We are feeling right at home parked beside saskatoon bushes.
We’ve filled our tummies and this morning I had yogurt, granola & berries
for breakfast. I’m thinking I’ll make a saskatoon pie. The campground is part
of Pitty Park, right in the middle of the city.
Day 4 – We went to Cape Spear, easternmost point of land in
North America. There’s a lighthouse and the remnants of WWII fortifications. I
bought small jars of bake apple, blueberry & partridgeberry jams, so we can
sample them. We drove to Petty Harbour to try to buy some fish from the
fisherman but they can’t sell direct to customers, they have to go through the
fish co-op. We bought mussels & fish at Bidgoods, a grocery store that
sells local fish. We walked around downtown and stopped for refreshment at
Yellowbelly Brew Pub. We were thinking of going to the George Street Festival,
Alan Doyle was performing that night, but we decided that since it didn’t start
until 9 we probably would be ready to crash before the party really got going.

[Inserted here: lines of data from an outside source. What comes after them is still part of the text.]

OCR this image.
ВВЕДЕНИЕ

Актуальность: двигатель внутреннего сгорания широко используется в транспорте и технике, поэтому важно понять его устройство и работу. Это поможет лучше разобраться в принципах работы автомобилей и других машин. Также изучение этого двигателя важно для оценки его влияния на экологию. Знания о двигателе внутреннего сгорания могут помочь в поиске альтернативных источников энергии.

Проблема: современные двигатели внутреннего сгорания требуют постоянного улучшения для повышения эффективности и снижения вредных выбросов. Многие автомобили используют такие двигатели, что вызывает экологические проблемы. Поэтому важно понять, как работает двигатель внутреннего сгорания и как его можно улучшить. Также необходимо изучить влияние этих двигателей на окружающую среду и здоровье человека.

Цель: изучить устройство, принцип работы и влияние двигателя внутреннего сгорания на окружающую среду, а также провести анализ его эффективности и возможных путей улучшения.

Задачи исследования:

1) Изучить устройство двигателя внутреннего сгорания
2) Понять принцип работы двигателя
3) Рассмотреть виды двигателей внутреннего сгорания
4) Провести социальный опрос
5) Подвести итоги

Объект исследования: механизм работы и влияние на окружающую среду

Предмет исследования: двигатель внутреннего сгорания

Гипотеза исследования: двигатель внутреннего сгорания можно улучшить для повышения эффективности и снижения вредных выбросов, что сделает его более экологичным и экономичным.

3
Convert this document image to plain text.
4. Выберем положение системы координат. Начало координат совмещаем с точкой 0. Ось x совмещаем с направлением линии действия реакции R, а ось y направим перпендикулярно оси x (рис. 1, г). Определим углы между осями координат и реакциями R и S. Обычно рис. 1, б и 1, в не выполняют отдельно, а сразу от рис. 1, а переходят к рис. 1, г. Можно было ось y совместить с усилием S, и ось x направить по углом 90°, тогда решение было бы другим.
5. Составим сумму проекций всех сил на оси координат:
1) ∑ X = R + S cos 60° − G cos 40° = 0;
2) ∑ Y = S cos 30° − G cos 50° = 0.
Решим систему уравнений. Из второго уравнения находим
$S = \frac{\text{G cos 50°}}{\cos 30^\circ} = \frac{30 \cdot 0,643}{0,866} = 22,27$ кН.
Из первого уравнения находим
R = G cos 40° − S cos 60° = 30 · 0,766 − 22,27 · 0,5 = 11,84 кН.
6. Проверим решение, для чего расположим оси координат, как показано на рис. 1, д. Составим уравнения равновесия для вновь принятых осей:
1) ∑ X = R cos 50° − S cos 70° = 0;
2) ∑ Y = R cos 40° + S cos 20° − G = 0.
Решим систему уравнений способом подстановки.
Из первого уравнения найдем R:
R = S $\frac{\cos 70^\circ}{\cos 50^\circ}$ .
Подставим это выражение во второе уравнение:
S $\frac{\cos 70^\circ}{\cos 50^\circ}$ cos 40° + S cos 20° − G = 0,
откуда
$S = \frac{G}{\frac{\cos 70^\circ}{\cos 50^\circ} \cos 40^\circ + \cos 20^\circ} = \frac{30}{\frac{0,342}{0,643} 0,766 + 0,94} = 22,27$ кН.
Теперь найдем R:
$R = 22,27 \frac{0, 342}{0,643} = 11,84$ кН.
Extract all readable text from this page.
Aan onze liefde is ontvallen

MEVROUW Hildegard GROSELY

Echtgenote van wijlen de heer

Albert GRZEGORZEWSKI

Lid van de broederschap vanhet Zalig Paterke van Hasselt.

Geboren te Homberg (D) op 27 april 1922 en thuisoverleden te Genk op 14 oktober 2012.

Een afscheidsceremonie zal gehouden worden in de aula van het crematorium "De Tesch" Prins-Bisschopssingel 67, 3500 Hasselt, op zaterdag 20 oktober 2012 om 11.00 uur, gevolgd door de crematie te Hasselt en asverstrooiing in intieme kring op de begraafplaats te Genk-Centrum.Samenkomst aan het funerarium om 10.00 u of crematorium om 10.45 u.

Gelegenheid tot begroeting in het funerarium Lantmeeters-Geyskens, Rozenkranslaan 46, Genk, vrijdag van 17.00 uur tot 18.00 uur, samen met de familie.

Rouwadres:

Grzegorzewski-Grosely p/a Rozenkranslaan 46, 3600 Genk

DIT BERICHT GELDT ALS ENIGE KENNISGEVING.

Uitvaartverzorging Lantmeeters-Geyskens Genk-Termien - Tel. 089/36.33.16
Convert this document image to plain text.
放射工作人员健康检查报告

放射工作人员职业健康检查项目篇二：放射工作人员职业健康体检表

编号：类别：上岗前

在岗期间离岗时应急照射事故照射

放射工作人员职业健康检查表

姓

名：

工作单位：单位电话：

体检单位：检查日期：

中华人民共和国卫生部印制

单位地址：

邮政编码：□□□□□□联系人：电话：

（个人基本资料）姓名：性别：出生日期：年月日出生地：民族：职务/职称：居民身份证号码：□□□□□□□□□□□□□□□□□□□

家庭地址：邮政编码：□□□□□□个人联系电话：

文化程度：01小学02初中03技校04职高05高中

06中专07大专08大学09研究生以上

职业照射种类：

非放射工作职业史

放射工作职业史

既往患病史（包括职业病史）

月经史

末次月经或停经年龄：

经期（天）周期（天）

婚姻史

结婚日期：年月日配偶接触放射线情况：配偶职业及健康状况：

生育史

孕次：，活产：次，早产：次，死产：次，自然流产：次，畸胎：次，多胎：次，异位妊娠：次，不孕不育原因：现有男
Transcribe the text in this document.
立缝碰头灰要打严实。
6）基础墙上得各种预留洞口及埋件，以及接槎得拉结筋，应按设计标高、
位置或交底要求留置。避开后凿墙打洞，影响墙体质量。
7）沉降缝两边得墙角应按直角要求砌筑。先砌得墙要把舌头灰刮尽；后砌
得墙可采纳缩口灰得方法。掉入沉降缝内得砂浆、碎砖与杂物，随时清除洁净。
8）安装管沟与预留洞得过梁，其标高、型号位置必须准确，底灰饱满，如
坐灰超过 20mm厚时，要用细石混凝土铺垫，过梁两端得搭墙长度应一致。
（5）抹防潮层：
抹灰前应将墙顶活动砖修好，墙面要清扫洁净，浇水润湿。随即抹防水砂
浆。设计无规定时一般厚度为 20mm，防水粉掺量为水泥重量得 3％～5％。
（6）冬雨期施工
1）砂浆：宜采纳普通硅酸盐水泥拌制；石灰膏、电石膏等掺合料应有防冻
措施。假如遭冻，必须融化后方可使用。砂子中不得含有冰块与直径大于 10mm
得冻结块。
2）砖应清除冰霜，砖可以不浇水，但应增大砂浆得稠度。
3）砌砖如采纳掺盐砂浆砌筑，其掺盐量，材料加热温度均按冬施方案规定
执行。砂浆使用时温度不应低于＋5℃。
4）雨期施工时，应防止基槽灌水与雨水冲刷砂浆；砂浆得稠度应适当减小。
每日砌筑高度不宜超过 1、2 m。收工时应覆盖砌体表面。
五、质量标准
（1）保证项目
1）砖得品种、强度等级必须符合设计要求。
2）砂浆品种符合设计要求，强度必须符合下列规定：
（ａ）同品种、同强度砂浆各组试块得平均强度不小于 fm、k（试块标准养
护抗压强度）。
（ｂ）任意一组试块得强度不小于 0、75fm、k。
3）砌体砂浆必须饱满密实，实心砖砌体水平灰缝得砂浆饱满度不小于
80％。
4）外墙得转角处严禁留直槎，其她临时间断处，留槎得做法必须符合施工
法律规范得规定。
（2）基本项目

Cape Spear, most easterly point in North America |
Never have too big a gun, I say |
Day 5 - Went to Signal Hill but it was rainy and so foggy we
couldn’t see anything so decided to drive up the coast. We saw Conception Bay
South, Paradise, St. Phillip’s, Portugal Cove (the other Portugal Cove was the
south one) Torbay, Pouch Cove and Bauline. We had fish & chips for lunch at
Portugal Cove. Denis did say he wanted to explore every nook and cranny of
Newfoundland so we’re giving it a good try.
This is a typical settlement, clinging to the rock. |
Day 6 – The weather was a repeat of the previous day, we
started out with a walking tour of some of the historic buildings in a light
mist which progressed steadily until it was not very pleasant anymore. We visited
the Terry Fox monument, the start of his trek. The damp and chilly we headed
for the Newman Wine Vaults, it’s a stone building where for a hundred years
they aged port. The port was imported
from Portugal and then shipped back across the Atlantic, now they just do tours
and serve samples, a good way to warm up. We also visited the Commissariat’s
house on the way to visit Quidi Vidi village. The village is a very quaint area
of the city with you guessed it a brewery, famous for beer made with water from
ice bergs. They didn’t have a restaurant and the preferred lunch spot was full,
so we opted the the second choice, The Inn of Olde! I have never seen such a jumble of memorabilia,
I’m sure they’ve been collecting since the sixties: hockey sticks, musical
instruments, miner’s hat & shovels, tools and the proprietor fit right in.
The chowder was good even if served in styrofoam, but I decided against the
fish & brewis (which I thought was fish and brews).